Triste cuando se le fue Doña Lupita que aunque le guardaba ciertos sentimientos por haberlo amansado cuando apenas era un potro alazán como el decía, fue quien lo cuidaba hasta de él mismo. Porque Don Benjamín tenía su carácter y su orgullo, que vaya y lo metieron en líos y Doña Lupita siempre estuvo ahí jalándole la rienda cuando apenas y se sentía sueltito.

Los años de soledad le curtieron la piel, el alma y el cuerpo, orgulloso que daba coraje y testarudo como él mismo. Y con la vejez vino la enfermedad.
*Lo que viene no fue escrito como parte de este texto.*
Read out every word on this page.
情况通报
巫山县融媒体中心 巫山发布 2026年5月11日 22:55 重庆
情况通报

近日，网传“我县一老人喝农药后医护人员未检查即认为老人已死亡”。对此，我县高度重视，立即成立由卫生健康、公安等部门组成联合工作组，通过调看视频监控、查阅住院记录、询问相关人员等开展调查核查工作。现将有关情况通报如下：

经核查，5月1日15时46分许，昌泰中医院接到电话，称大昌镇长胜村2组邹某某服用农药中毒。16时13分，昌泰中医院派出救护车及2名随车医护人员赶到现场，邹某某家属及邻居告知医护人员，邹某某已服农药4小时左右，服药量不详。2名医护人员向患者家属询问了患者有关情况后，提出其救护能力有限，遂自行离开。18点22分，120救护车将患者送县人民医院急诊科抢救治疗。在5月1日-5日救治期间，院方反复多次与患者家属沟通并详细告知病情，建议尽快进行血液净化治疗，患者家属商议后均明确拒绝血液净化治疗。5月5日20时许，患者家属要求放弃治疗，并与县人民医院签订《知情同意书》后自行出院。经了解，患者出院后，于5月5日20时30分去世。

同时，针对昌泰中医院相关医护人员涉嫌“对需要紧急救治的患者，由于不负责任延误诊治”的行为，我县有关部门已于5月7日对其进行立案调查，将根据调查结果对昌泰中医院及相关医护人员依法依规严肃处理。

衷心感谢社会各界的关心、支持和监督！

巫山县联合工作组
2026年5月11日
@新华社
Poco a poco perdió la fuerza que le caracterizaba y perdió la movilidad en las manos.

Ya amargado el viejo, que si bien caminaba ya la mano no le podía para pegarse un tiro como el decía, ah! porque de que se quería morir se quería morir –ya pa que andar robando aire a los demás- y si le hubiera alcanzado la mano para jalarle al cuete ni para que seguir con el cuento.

Así murió el viejo: viviendo. Que bien decía que lo malo se paga en esta vida y se paga con más vida cuando lo que quiere uno es morirse, se dejó morir viviendo cada vez menos y vivió queriendo morirse cada vez más.

No esta de más decir que si bien el viejo Benjamín si se murió, se murió después de vivir muchos años, mas de los normales, no sé cuantos, esa parte si la olvidé, pero ahora se porque ese recuerdo llegó y me golpeó la cabeza.

Ahora veo al viejo, a mi viejo, queriéndose morir con hartas ganas, y veo a mi padre y veo que entiende que al fin entendí, y escucho al viejo contar las historias de su vida, capto entre líneas su voluntad de morir y su arrojo a morir viviendo, porque las que hizo las esta pagando con vida.

Y me veo ahí con mi padre desde el sillón dándole vida a quién no la quiere, a quién no le puede la mano para darse un tiro, y yo ahí también sirviéndole, limpiándole, echándole leña al fuego por extinguirse. Que pues ya estando harto darse un tiro no suena tan mal.